10. Duchenne's disease
Duchenne muscular dystrophy (DMD) mainly affects men. It is a rare and deadly genetic disorder that produces progressive muscle weakness from early childhood and leads to premature death around 20 years of age due to heart and respiratory failure.
It is a progressive muscular disorder caused by the lack of functional dystrophin protein. Dystrophin is essential for the structural stability of all muscles, including skeletal muscles, the diaphragm and the heart. It affects 1 in 3,500 children in the world (around 20,000 new cases each year)
A preschooler with DMD may seem awkward and may fall frequently. Soon, he has trouble climbing stairs, getting up from the ground or running. Upon reaching school age, the child may walk on the toes or toe, presenting a somewhat rolling march. Its march is insecure and wiggles and can fall easily. To try to keep his balance, he pulls out his belly and pushes his shoulders back.
He also has difficulty raising his arms. Almost all children with DMD stop walking between 7 and 12 years of age. In the teenage years, activities involving the arms, legs or trunk require help or mechanical support.
In Babies and more "We are all rare, we are all unique", World Day of rare diseases 11. Sanfilippo syndrome
It is a rare and devastating disease, known as childhood Alzéhimer, which affects one in 50,000 births. The disease is usually diagnosed between two and six years old.
It is a hereditary disease whose cause is the absence or malfunction of one of the enzymes of the cells necessary to break down and recycle complex materials that the body does not need.
Due to this genetic failure, the material that should decompose (heparan sulfate) accumulates in the cells with devastating consequences for the organism, causing mental deterioration, hyperactivity and self-destructive tendencies, leading to premature death during adolescence.
The disconcerting thing about Sanfilippo Syndrome is that its symptoms are not easily identifiable, therefore they can be confused with other disorders such as attention deficit disorder (ADD), since there is hyperactivity, and learning difficulties.
Usually, in the first years the child's growth is normal. There may be some signs such as a slight hepatomegaly (pathological increase in liver size), caries, chronic rhinitis, repeated upper airway infections and chronic diarrhea, but nothing too noticeable.
12. Juvenile dermatomyositis
We talked about this disease when we echoed the emotional letter from the father of a newly diagnosed three-year-old boy. It is a rare, serious and chronic disease, autoimmune nature and start before age 16. Its cause is unknown, although there is a tendency to think that the trigger could be a viral infection.
It is known as "the invisible disease" and is characterized by inflammation of the muscles (myositis), skin, blood vessels and sometimes some other organ of the body. It is a very rare disease that affects four children per million.

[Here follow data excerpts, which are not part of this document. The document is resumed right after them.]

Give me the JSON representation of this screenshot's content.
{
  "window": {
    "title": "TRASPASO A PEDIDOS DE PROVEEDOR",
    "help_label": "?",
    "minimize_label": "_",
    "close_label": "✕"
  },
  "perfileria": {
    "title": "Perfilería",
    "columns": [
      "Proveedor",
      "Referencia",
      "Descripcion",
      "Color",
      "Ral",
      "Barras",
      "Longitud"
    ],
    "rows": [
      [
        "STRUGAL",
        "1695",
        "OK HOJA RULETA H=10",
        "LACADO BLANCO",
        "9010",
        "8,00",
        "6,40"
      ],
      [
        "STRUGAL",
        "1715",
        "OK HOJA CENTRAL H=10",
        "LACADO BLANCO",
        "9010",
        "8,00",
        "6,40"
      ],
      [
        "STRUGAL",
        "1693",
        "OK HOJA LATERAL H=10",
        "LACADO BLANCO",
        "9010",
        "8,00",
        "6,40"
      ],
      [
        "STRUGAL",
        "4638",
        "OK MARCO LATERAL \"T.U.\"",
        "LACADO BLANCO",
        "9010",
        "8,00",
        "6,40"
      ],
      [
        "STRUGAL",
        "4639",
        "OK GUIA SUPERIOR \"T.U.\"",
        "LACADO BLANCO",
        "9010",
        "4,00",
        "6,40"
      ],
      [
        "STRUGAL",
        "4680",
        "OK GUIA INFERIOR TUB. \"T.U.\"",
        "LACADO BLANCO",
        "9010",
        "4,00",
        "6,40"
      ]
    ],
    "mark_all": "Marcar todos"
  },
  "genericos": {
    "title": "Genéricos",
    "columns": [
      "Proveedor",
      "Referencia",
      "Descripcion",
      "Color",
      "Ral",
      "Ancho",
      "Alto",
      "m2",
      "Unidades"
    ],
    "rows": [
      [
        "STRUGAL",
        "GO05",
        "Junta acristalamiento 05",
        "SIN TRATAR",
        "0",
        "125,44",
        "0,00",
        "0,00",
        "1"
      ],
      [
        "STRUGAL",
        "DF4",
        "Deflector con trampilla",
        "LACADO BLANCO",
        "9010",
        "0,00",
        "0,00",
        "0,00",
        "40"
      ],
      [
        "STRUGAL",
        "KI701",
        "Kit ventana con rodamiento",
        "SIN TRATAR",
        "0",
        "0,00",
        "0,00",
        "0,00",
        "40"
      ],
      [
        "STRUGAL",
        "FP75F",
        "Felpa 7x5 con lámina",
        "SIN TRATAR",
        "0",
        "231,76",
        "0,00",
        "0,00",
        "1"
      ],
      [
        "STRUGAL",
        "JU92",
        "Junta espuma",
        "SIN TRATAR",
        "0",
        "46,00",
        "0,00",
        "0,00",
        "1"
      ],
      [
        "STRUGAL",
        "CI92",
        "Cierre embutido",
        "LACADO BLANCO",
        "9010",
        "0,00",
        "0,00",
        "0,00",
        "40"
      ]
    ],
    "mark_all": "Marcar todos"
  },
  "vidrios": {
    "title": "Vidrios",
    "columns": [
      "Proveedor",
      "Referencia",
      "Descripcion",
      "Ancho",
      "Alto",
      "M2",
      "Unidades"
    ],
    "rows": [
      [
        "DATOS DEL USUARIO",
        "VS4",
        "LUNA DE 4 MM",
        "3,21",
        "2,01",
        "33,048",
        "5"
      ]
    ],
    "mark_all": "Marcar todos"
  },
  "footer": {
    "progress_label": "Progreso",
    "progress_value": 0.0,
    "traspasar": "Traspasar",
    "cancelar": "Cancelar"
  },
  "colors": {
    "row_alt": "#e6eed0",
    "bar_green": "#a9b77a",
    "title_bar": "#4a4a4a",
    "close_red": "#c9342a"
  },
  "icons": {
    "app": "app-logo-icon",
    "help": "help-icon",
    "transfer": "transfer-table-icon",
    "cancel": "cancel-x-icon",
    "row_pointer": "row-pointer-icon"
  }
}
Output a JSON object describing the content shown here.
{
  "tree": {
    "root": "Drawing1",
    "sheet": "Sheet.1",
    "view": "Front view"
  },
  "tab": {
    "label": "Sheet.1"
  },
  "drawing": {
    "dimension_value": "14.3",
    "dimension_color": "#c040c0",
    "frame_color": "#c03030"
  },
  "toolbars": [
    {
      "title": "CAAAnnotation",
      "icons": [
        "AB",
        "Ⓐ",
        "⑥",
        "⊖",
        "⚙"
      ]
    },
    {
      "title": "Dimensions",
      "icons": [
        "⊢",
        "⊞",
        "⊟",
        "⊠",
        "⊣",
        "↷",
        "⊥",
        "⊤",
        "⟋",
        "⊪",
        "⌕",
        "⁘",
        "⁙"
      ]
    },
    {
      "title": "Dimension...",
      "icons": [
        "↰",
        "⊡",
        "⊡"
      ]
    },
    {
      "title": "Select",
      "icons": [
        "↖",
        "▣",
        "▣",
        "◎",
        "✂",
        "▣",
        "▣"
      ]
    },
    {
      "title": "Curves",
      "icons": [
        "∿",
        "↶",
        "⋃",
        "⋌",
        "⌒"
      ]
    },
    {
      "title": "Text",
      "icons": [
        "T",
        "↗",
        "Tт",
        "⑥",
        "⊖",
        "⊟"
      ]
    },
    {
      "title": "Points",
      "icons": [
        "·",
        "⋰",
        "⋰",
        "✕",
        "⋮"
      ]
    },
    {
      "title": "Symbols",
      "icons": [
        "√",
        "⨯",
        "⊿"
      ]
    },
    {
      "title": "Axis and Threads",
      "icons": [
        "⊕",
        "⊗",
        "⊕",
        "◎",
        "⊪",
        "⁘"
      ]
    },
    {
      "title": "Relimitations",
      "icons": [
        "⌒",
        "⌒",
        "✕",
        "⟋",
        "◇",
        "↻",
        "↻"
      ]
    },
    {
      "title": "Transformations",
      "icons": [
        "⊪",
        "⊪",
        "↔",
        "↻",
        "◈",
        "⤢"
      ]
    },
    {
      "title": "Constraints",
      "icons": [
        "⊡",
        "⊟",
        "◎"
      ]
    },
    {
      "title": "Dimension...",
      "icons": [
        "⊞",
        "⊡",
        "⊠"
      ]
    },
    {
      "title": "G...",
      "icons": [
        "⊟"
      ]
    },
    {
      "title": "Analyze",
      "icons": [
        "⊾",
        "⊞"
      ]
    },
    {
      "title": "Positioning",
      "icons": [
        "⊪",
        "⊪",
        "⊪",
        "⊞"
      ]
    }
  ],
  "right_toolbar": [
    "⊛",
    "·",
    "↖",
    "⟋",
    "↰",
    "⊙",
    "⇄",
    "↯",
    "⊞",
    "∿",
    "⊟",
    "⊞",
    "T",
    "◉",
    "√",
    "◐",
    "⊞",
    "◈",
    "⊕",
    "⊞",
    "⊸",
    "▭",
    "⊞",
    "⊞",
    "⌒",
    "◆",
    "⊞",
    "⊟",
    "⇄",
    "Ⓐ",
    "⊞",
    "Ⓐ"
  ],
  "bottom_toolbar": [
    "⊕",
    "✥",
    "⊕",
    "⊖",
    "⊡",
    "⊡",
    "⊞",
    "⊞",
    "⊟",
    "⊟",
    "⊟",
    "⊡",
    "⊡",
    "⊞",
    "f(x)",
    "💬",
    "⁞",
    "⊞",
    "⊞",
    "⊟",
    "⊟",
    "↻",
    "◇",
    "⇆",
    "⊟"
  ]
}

Symptoms can range from mild muscle weakness, such as difficulty getting up from chairs or turning in bed, to severe symptoms such as severe weakness or difficulty swallowing. Injuries, rashes or changes in the skin may also occur, from mild redness to severe ulcer formation, mainly on the face and hands.
13. Leigh syndrome
Leigh syndrome or subacute necrotizing encephalomyelopathy is a progressive neurological disease defined by the specific neuropathological characteristics associated with lesions of the brain stem and basal ganglia.
Its prevalence at birth is estimated at one in 36,000 babies. The onset of symptoms typically occurs before 12 months of age but, in rare cases, it can occur during adolescence, or even the onset of adulthood.
The usual initial symptoms are the lack of acquisition of the stages of motor development, hypotonia with loss of head control, recurrent vomiting and movement disorders.